Le ministre a précisé vendredi qu'il avait donné consigne aux préfets de faire "systématiquement appel" en cas en libération, "même si cela n'est pas suspensif".

"Le problème c'est qu'il y a trop d'OQTF et donc trop de personnes dans ces centres de rétention qui mélangent des personnes qui n'ont rien à voir: des personnes dont le seul tort est d'être sans-papiers, d'autres dangereuses sur lesquelles il faudrait se concentrer", déplore la contrôleuse des prisons Dominique Simonnot.

- "Vigie" -

"Il faudrait raccourcir leur durée de séjour plutôt que de l'augmenter afin que les préfectures se donnent les moyens de faire exécuter les OQTF des personnes réellement dangereuses", dit-elle, alors que le ministre entend étendre le délai maximum de rétention de 90 (sauf en cas de terrorisme) à 210 jours.

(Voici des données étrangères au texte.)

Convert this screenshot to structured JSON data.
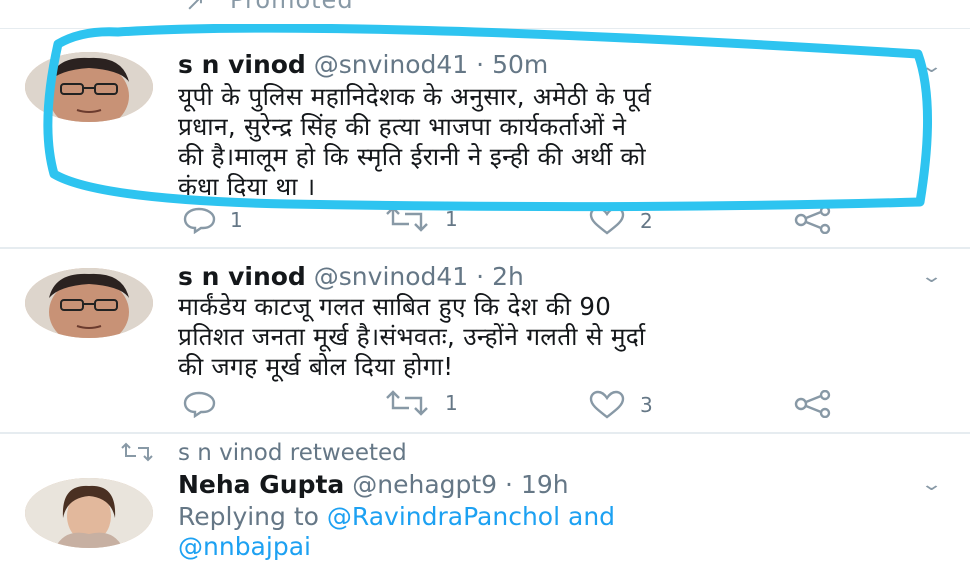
{
  "promoted": {
    "label": "Promoted"
  },
  "tweets": [
    {
      "name": "s n vinod",
      "handle": "@snvinod41",
      "time": "50m",
      "lines": [
        "यूपी के पुलिस महानिदेशक के अनुसार, अमेठी के पूर्व",
        "प्रधान, सुरेन्द्र सिंह की हत्या भाजपा कार्यकर्ताओं ने",
        "की है।मालूम हो कि स्मृति ईरानी ने इन्ही की अर्थी को",
        "कंधा दिया था ।"
      ],
      "replies": "1",
      "retweets": "1",
      "likes": "2"
    },
    {
      "name": "s n vinod",
      "handle": "@snvinod41",
      "time": "2h",
      "lines": [
        "मार्कंडेय काटजू गलत साबित हुए कि देश की 90",
        "प्रतिशत जनता मूर्ख है।संभवतः, उन्होंने गलती से मुर्दा",
        "की जगह मूर्ख बोल दिया होगा!"
      ],
      "replies": "",
      "retweets": "1",
      "likes": "3"
    }
  ],
  "retweet_notice": "s n vinod retweeted",
  "third_tweet": {
    "name": "Neha Gupta",
    "handle": "@nehagpt9",
    "time": "19h",
    "replying_prefix": "Replying to",
    "replying_to": "@RavindraPanchol and",
    "replying_more": "@nnbajpai"
  },
  "colors": {
    "highlight": "#2ec4f0",
    "link": "#1da1f2",
    "meta": "#657786"
  },
  "icons": [
    "reply-icon",
    "retweet-icon",
    "like-icon",
    "share-icon",
    "chevron-down-icon"
  ]
}
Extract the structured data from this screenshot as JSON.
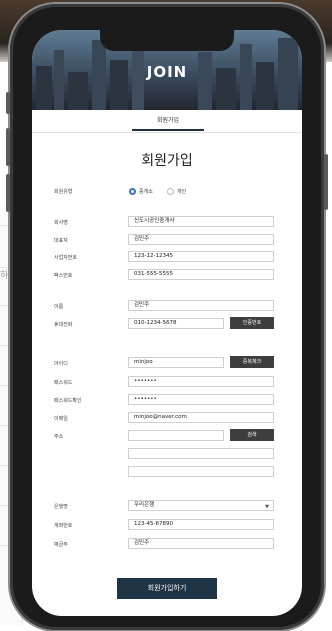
{
  "hero": {
    "title": "JOIN"
  },
  "tab": {
    "label": "회원가입"
  },
  "form": {
    "title": "회원가입",
    "member_type": {
      "label": "회원유형",
      "options": [
        "중개소",
        "개인"
      ],
      "selected": "중개소"
    },
    "company_name": {
      "label": "회사명",
      "value": "신도시공인중개사"
    },
    "ceo": {
      "label": "대표자",
      "value": "김민주"
    },
    "biz_no": {
      "label": "사업자번호",
      "value": "123-12-12345"
    },
    "fax": {
      "label": "팩스번호",
      "value": "031-555-5555"
    },
    "name": {
      "label": "이름",
      "value": "김민주"
    },
    "mobile": {
      "label": "휴대전화",
      "value": "010-1234-5678",
      "button": "인증번호"
    },
    "user_id": {
      "label": "아이디",
      "value": "minjoo",
      "button": "중복체크"
    },
    "password": {
      "label": "패스워드",
      "value": "•••••••"
    },
    "password_confirm": {
      "label": "패스워드확인",
      "value": "•••••••"
    },
    "email": {
      "label": "이메일",
      "value": "minjoo@naver.com"
    },
    "address": {
      "label": "주소",
      "button": "검색"
    },
    "bank": {
      "label": "은행명",
      "value": "우리은행"
    },
    "account_no": {
      "label": "계좌번호",
      "value": "123-45-67890"
    },
    "depositor": {
      "label": "예금주",
      "value": "김민주"
    },
    "submit": "회원가입하기"
  },
  "background": {
    "side_text": "하시"
  },
  "colors": {
    "navy": "#1f3546",
    "dark_button": "#3e3e3e",
    "radio_accent": "#3a6fb0"
  },
  "icons": {
    "select": "chevron-down-icon"
  }
}
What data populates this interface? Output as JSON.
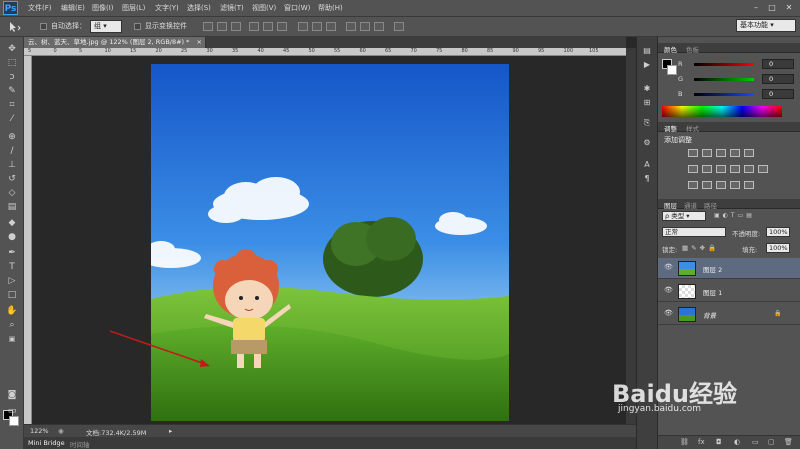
{
  "app": {
    "logo": "Ps"
  },
  "menu": [
    "文件(F)",
    "编辑(E)",
    "图像(I)",
    "图层(L)",
    "文字(Y)",
    "选择(S)",
    "滤镜(T)",
    "视图(V)",
    "窗口(W)",
    "帮助(H)"
  ],
  "window_controls": {
    "min": "–",
    "max": "□",
    "close": "✕"
  },
  "options": {
    "auto_select_label": "自动选择：",
    "auto_select_value": "组",
    "show_transform_label": "显示变换控件",
    "workspace": "基本功能"
  },
  "document": {
    "tab_title": "云、树、蓝天、草地.jpg @ 122% (图层 2, RGB/8#) *",
    "tab_close": "×",
    "zoom": "122%",
    "doc_size": "文档:732.4K/2.59M"
  },
  "ruler": {
    "h_ticks": [
      "5",
      "0",
      "5",
      "10",
      "15",
      "20",
      "25",
      "30",
      "35",
      "40",
      "45",
      "50",
      "55",
      "60",
      "65",
      "70",
      "75",
      "80",
      "85",
      "90",
      "95",
      "100",
      "105"
    ]
  },
  "bottom_tabs": {
    "mini_bridge": "Mini Bridge",
    "timeline": "时间轴"
  },
  "color_panel": {
    "tabs": [
      "颜色",
      "色板"
    ],
    "channels": [
      {
        "label": "R",
        "value": "0",
        "color": "#e03030"
      },
      {
        "label": "G",
        "value": "0",
        "color": "#30c030"
      },
      {
        "label": "B",
        "value": "0",
        "color": "#3050e0"
      }
    ]
  },
  "adjustments_panel": {
    "tabs": [
      "调整",
      "样式"
    ],
    "title": "添加调整"
  },
  "layers_panel": {
    "tabs": [
      "图层",
      "通道",
      "路径"
    ],
    "filter_kind": "ρ 类型",
    "blend_mode": "正常",
    "opacity_label": "不透明度:",
    "opacity_value": "100%",
    "lock_label": "锁定:",
    "fill_label": "填充:",
    "fill_value": "100%",
    "layers": [
      {
        "name": "图层 2",
        "selected": true,
        "thumb": "kid"
      },
      {
        "name": "图层 1",
        "selected": false,
        "thumb": "transparent"
      },
      {
        "name": "背景",
        "selected": false,
        "thumb": "landscape",
        "locked": true
      }
    ],
    "footer_icons": [
      "link-icon",
      "fx-icon",
      "mask-icon",
      "adjustment-icon",
      "folder-icon",
      "new-layer-icon",
      "trash-icon"
    ]
  },
  "watermark": {
    "brand": "Baidu经验",
    "url": "jingyan.baidu.com"
  },
  "colors": {
    "panel": "#535353",
    "canvas_bg": "#282828",
    "selected_layer": "#5d6a80",
    "sky_top": "#1a5fd0",
    "grass": "#4a9a1e"
  }
}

Déplorant le faux procès fait aux associations, la contrôleuse des prisons relève qu'elles sont "indépendantes de tout pouvoir, ce qui n'est pas le cas de l'Ofii, placé sous la direction du ministère de l'Intérieur".

"Certains personnels de ces associations" sont "philosophiquement hostiles à l'esprit de la commande publique qui est l'aide juridique, mais qui n'est pas celle d'être contre toute idée de reconduite", se défend le directeur de l'Ofii, Didier Leschi. Il rappelle que l'organisme intervient déjà dans les CRA, notamment pour préparer les migrants au départ.

"Ce qui semble visé est davantage le rôle de témoignage et de +vigie+ sur le respect des droits humains que jouent les associations dans ces lieux de privation de liberté", estime Mme Carrey-Conte.

Dans leur rapport annuel, les associations avaient relevé qu'il y était "de plus en plus difficile d'y faire valoir ses droits". Elles constataient une augmentation des violences: entre personnes retenues - certaines souffrant de problèmes psychiatriques lourds - ou par des policiers.